Além da capacidade operacional, a proposta brasileira aposta na possibilidade de transformar a Índia em um polo regional de produção e manutenção do C-390. Embraer e Mahindra já avançaram nos planos para estabelecer uma estrutura de manutenção, reparo e revisão de aeronaves no país caso o modelo seja selecionado. A empresa já tem presença no mercado indiano, com aeronaves baseadas no ERJ-145 empregadas em sistemas de alerta aéreo antecipado.

O rival dos Estados Unidos

A Lockheed Martin entra na disputa com o C-130J Super Hercules, em parceria com a Tata Advanced Systems. O modelo americano tem uma vantagem relevante, pois já é operado pela Força Aérea Indiana, principalmente em missões de operações especiais, o que significa pilotos, equipes de manutenção, infraestrutura e experiência operacional já estabelecidos.

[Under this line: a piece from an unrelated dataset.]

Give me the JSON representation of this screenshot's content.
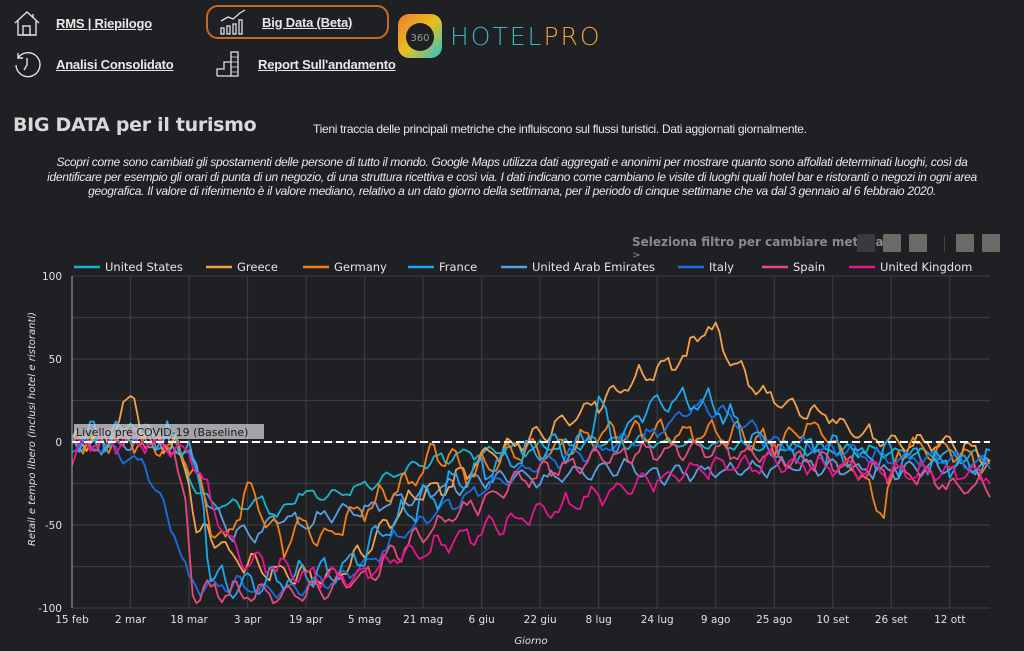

Em compensação, o C-130J tem capacidade de carga inferior à do avião brasileiro: transporta aproximadamente 19 toneladas, contra 26 toneladas do C-390. Essa diferença poderá ser um dos elementos analisados na avaliação das propostas.

O Airbus A400M Atlas também está associado à concorrência. Maior e mais pesado que os demais candidatos, oferece capacidade de transporte significativamente superior, mas seu tamanho e custos podem representar desafios diante dos requisitos definidos para o programa indiano.

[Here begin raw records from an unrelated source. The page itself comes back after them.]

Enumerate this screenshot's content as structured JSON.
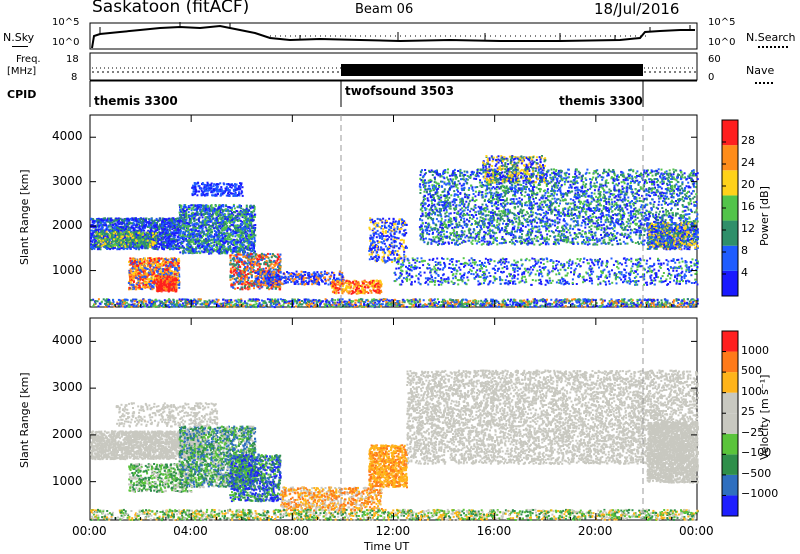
{
  "header": {
    "station": "Saskatoon (fitACF)",
    "beam": "Beam 06",
    "date": "18/Jul/2016"
  },
  "nsky_panel": {
    "left_label": "N.Sky",
    "right_label": "N.Search",
    "left_ticks": [
      "10^5",
      "10^0"
    ],
    "right_ticks": [
      "10^5",
      "10^0"
    ]
  },
  "freq_panel": {
    "left_label_1": "Freq.",
    "left_label_2": "[MHz]",
    "left_ticks": [
      "18",
      "8"
    ],
    "right_label": "Nave",
    "right_ticks": [
      "60",
      "0"
    ]
  },
  "cpid_panel": {
    "label": "CPID",
    "modes": [
      {
        "name": "themis 3300"
      },
      {
        "name": "twofsound 3503"
      },
      {
        "name": "themis 3300"
      }
    ]
  },
  "chart_data": [
    {
      "type": "heatmap",
      "name": "power",
      "ylabel": "Slant Range [km]",
      "yticks": [
        "4000",
        "3000",
        "2000",
        "1000"
      ],
      "colorbar": {
        "label": "Power [dB]",
        "ticks": [
          "28",
          "24",
          "20",
          "16",
          "12",
          "8",
          "4"
        ],
        "colors": [
          "#1a1aff",
          "#1f5cff",
          "#2f8f6a",
          "#52c44a",
          "#ffd21a",
          "#ff8c1a",
          "#ff1f1f"
        ]
      },
      "ylim": [
        180,
        4500
      ]
    },
    {
      "type": "heatmap",
      "name": "velocity",
      "ylabel": "Slant Range [km]",
      "yticks": [
        "4000",
        "3000",
        "2000",
        "1000"
      ],
      "xlabel": "Time UT",
      "xticks": [
        "00:00",
        "04:00",
        "08:00",
        "12:00",
        "16:00",
        "20:00",
        "00:00"
      ],
      "colorbar": {
        "label": "Velocity [m s⁻¹]",
        "ticks": [
          "1000",
          "500",
          "100",
          "25",
          "−25",
          "−100",
          "−500",
          "−1000"
        ],
        "colors": [
          "#1f1fff",
          "#2f6fbf",
          "#2f8f4a",
          "#5ac43a",
          "#c8c8c0",
          "#c8c8c0",
          "#ffb41a",
          "#ff7a1a",
          "#ff1f1f"
        ]
      },
      "ylim": [
        180,
        4500
      ]
    }
  ]
}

Por que a produção local pesa tanto

A capacidade de operar em pistas não preparadas e em condições severas será um fator relevante, já que a Índia tem extensas regiões montanhosas e bases em áreas de elevada altitude, particularmente ao longo da fronteira com a China.

O governo indiano pretende utilizar grandes programas de defesa para ampliar sua indústria aeronáutica e reduzir a dependência de fornecedores estrangeiros. Por isso, a concorrência não deve ser decidida apenas pela capacidade de cada aeronave: o nível de fabricação local, a transferência de tecnologia, a criação de empregos, a cadeia de fornecedores, a capacidade de manutenção e os custos ao longo do ciclo de vida devem ter peso significativo na escolha.

Para a Embraer, vencer a concorrência representaria um salto estratégico para o C-390, com um contrato potencialmente bilionário e uma possível linha de produção e rede de manutenção na Índia, o que abriria caminho para futuras vendas na região. Para a Lockheed Martin, manter o C-130J em uma frota que já opera o modelo seria uma forma de consolidar uma relação já estabelecida com a IAF.

A partir do lançamento da solicitação de propostas, a disputa entra agora em fase decisiva: as empresas deverão apresentar suas ofertas técnicas e comerciais, enquanto a Índia avalia o desempenho das aeronaves, as propostas de industrialização, os custos e a capacidade dos parceiros locais.